Dictionnaire de la danse 1999Éd. 1999
D

Denis DIDEROT (1713-1784). (suite)

La philosophie de l'expression artistique de Diderot développe une conception de la *mimésis de la représentation qui, au-delà de son époque, concerne l'ensemble de l'art moderne. L'art est pour Diderot à la fois l'expression de la nature et de la société. L'artiste est un individu impliqué dans une histoire, une époque, des mœurs. Il doit en tenir compte. Il en va de l'authenticité de son geste. Ainsi, pour être authentique, le théâtre doit donner l'illusion de la réalité. C'est ce qui conduit Diderot à inventer la notion de « quatrième mur » : « Imaginez sur le bord du théâtre un grand mur qui vous sépare du par-terre. Jouez comme si la toile ne se levait pas » (Discours de la poésie dramatique, 1758). Cette conception ouvre sur la possibilité de mises en scène ou de chorégraphies non frontales, comme perçues dans un espace naturel. L'authenticité n'exclut pas pour autant le recours à l'artifice : le fameux « paradoxe du comédien » réside dans le fait que, pour être juste, il ne doit pas être dupe des sentiments qu'il exprime en les maîtrisant par une technique corporelle. Pour Diderot, le geste juste est à la fois beau et vrai. Il pose ainsi le principe à la fois esthétique et éthique d'une responsabilité individuelle de l'artiste. Enfin, il développe l'idée du geste sublime qui, transcendant la signification du discours, touche aux fondements même d'une poésie qui « veut quelque chose d'énorme, de barbare et de sauvage » (Entretiens sur « le Fils naturel », 1757) : une conception qui semble déjà évoquer le projet d'A. *Artaud.

AF

Valéria Dienes (1878-1978).

Philosophe et chorégraphe hongroise.

Diplômée en philosophie, mathématiques et esthétique de l'université de Budapest en 1905, traductrice des œuvres d'Henri Bergson, dont elle est l'élève à la Sorbonne, à Paris (1908-1912), elle y travaille aussi avec R. *Duncan en 1912 et 1921. Elle crée un système de mouvement corporel, l'orchestique, basé sur quatre disciplines : plastique, rythmique, dynamique et symbolique, correspondant respectivement au travail de l'espace, du temps, de la force et de l'expression du mouvement. Ce système, qu'elle développe de 1912 à 1944 au sein de son École d'orchestique à Budapest, conduit à une analyse de l'expression humaine qu'elle désigne sous le nom d'« évologique » et qui se décline selon quatre axes : la conservation du passé, l'absence d'identité, le devenir permanent, l'irréversibilité. Elle crée sa première grande chorégraphie en 1925 (l'Attente de l'aube), suivie de nombreuses autres, dont des paraboles bibliques (les Huit Béatitudes, 1926 ; le Semeur, 1933), des contes populaires (la Princesse Blanche, 1929 ; *Cendrillon, 1934) et surtout des drames historiques (le Mystère de saint Émeric, 1930 ; le Chemin de l'enfant, 1935 ; Patrona Hungariae, 1938), pour la musique desquelles elle collabore souvent avec Lajos Bárdos.

GD

Urs DIETRICH (né en 1958).

Danseur et chorégraphe suisse.

Formé à l'école Folkwang d'*Essen, il y crée Hiob en 1984 et, pour le *FTS, Das kalte Gloria (1987). Dès 1988, il collabore avec S. *Linke pour Affekte et assume avec elle la direction du Tanztheater de Brême en 1994. Son style sobre et très dansant s'affirme dans sa chorégraphie Da war plötzlich Herzkammern (1995).

MF

Bibliographie. U. Dietrich, Genèse d'une chorégraphie, Das kalte Gloria, XXXXXX, Essen, 1990.

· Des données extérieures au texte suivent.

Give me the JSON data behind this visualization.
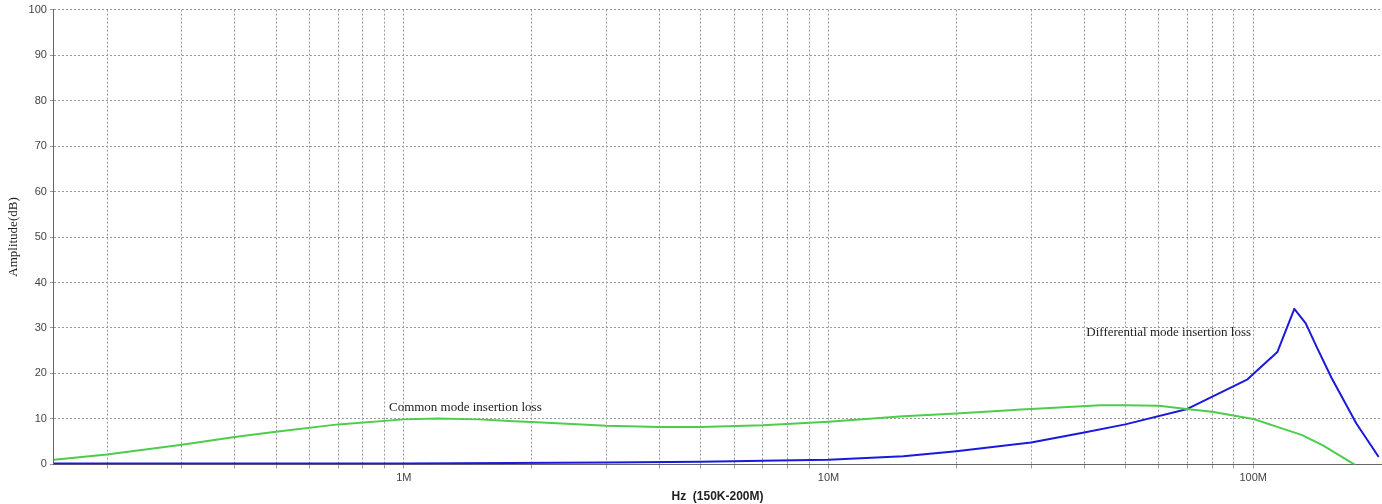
{
  "chart_data": {
    "type": "line",
    "xlabel": "Hz  (150K-200M)",
    "ylabel": "Amplitude(dB)",
    "log": "x",
    "grid": true,
    "legend": false,
    "marker": "none",
    "line_style": "solid",
    "xlim": [
      150000,
      200000000
    ],
    "ylim": [
      0,
      100
    ],
    "xticks": [
      {
        "value": 200000,
        "label": null
      },
      {
        "value": 300000,
        "label": null
      },
      {
        "value": 400000,
        "label": null
      },
      {
        "value": 500000,
        "label": null
      },
      {
        "value": 600000,
        "label": null
      },
      {
        "value": 700000,
        "label": null
      },
      {
        "value": 800000,
        "label": null
      },
      {
        "value": 900000,
        "label": null
      },
      {
        "value": 1000000,
        "label": "1M"
      },
      {
        "value": 2000000,
        "label": null
      },
      {
        "value": 3000000,
        "label": null
      },
      {
        "value": 4000000,
        "label": null
      },
      {
        "value": 5000000,
        "label": null
      },
      {
        "value": 6000000,
        "label": null
      },
      {
        "value": 7000000,
        "label": null
      },
      {
        "value": 8000000,
        "label": null
      },
      {
        "value": 9000000,
        "label": null
      },
      {
        "value": 10000000,
        "label": "10M"
      },
      {
        "value": 20000000,
        "label": null
      },
      {
        "value": 30000000,
        "label": null
      },
      {
        "value": 40000000,
        "label": null
      },
      {
        "value": 50000000,
        "label": null
      },
      {
        "value": 60000000,
        "label": null
      },
      {
        "value": 70000000,
        "label": null
      },
      {
        "value": 80000000,
        "label": null
      },
      {
        "value": 90000000,
        "label": null
      },
      {
        "value": 100000000,
        "label": "100M"
      }
    ],
    "yticks": [
      0,
      10,
      20,
      30,
      40,
      50,
      60,
      70,
      80,
      90,
      100
    ],
    "series": [
      {
        "name": "Common mode insertion loss",
        "color": "#4ccd4c",
        "x": [
          150000,
          200000,
          300000,
          400000,
          500000,
          700000,
          1000000,
          1200000,
          1500000,
          2000000,
          3000000,
          4000000,
          5000000,
          7000000,
          10000000,
          15000000,
          20000000,
          30000000,
          43700000,
          50000000,
          60000000,
          69700000,
          80000000,
          100000000,
          130000000,
          146000000,
          173000000
        ],
        "values": [
          1,
          2.2,
          4.3,
          6,
          7.2,
          8.8,
          9.9,
          10.1,
          9.9,
          9.3,
          8.5,
          8.2,
          8.2,
          8.6,
          9.4,
          10.6,
          11.2,
          12.2,
          13,
          13,
          12.9,
          12.2,
          11.6,
          10,
          6.5,
          4.2,
          0
        ]
      },
      {
        "name": "Differential mode insertion loss",
        "color": "#1a1adc",
        "x": [
          150000,
          1000000,
          3000000,
          5000000,
          10000000,
          15000000,
          20000000,
          30000000,
          40000000,
          50000000,
          70000000,
          97000000,
          114000000,
          125000000,
          133000000,
          141000000,
          153000000,
          175000000,
          197000000
        ],
        "values": [
          0.2,
          0.2,
          0.4,
          0.6,
          1,
          1.8,
          2.9,
          4.8,
          7,
          8.8,
          12.2,
          18.7,
          24.7,
          34.2,
          31,
          25.9,
          19,
          9,
          1.8
        ]
      }
    ]
  }
}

Gerlinde DILL (née en 1933) .

Danseuse et maîtresse de ballet autrichienne.

Elle étudie à l'École de l'Opéra de *Vienne ainsi qu'à Paris notamment. En 1949, elle rejoint le Ballet de l'Opéra de Vienne, où elle interprète des rôles de soliste très variés. Parallèlement, elle travaille comme chorégraphe assistante, répétitrice, et enseigne à l'École de ballet. Maîtresse de ballet (1980-1990), puis directrice (1990-1991) du Ballet de l'Opéra de Vienne, elle dirige ensuite le Ballet de l'Opéra de Graz (1991-1994). En 1983, elle remonte Die Puppenfee de J. *Hassreiter. Elle est également responsable des chorégraphies des concerts de nouvel an du Philharmonique de Vienne pour la télévision autrichienne de 1976 à 1995.

GOS

Pompeo Diobono (XVI e s.).

Danseur et maître à danser italien.

Il fonde en 1545, à Milan, une célèbre école de danse où se forment de nombreux maîtres (dont, peut-être, B de *Beaujoyeulx) qui exporteront ensuite le style italien dans les cours d'Europe. En 1554, il est invité à Paris par le maréchal de Brissac, gouverneur français du Piémont, et s'y rend accompagné d'une bande de violons. Il est alors chargé de l'éducation de Charles, duc d'Orléans, fils d'Henri II, puis reste au service de la cour comme danseur et valet de chambre conservant ces charges durant près de trente ans. C. *Negri s'en souvient comme d'un danseur " doté par la nature d'une taille svelte, belle et proportionnée ".

MN

Catherine DIVERRÈS (née en 1959).

Danseuse et chorégraphe française.

Elle commence sa formation par la danse classique dès l'âge de cinq ans, abordant notamment la technique *Vaganova avec Suzan Oussov. À partir de 1975, elle s'initie au différentes techniques modernes (*Limón, *Graham, *Cunningham, *Nikolais), puis entre à *Mudra. Elle danse ensuite chez F. *Blaska et D. *Bagouet. En 1979, elle rencontre B. *Montet, avec qui elle se rend au Japon (1983) pour suivre l'enseignement de K. *Ôno. Ils y créent alors *Instance , duo fondateur de leur langage chorégraphique, courroné ensuite du 1erprix du Concours de *Nyon. À nouveau primés à *Bagnolet en 1984 pour le Rêve d'Helen Keller , ils poursuivent leur travail au sein de leur compagnie, le Studio DM. En 1994, ils prennent conjointement la direction du *CCN de Rennes, que Diverrès assure seule depuis 1998.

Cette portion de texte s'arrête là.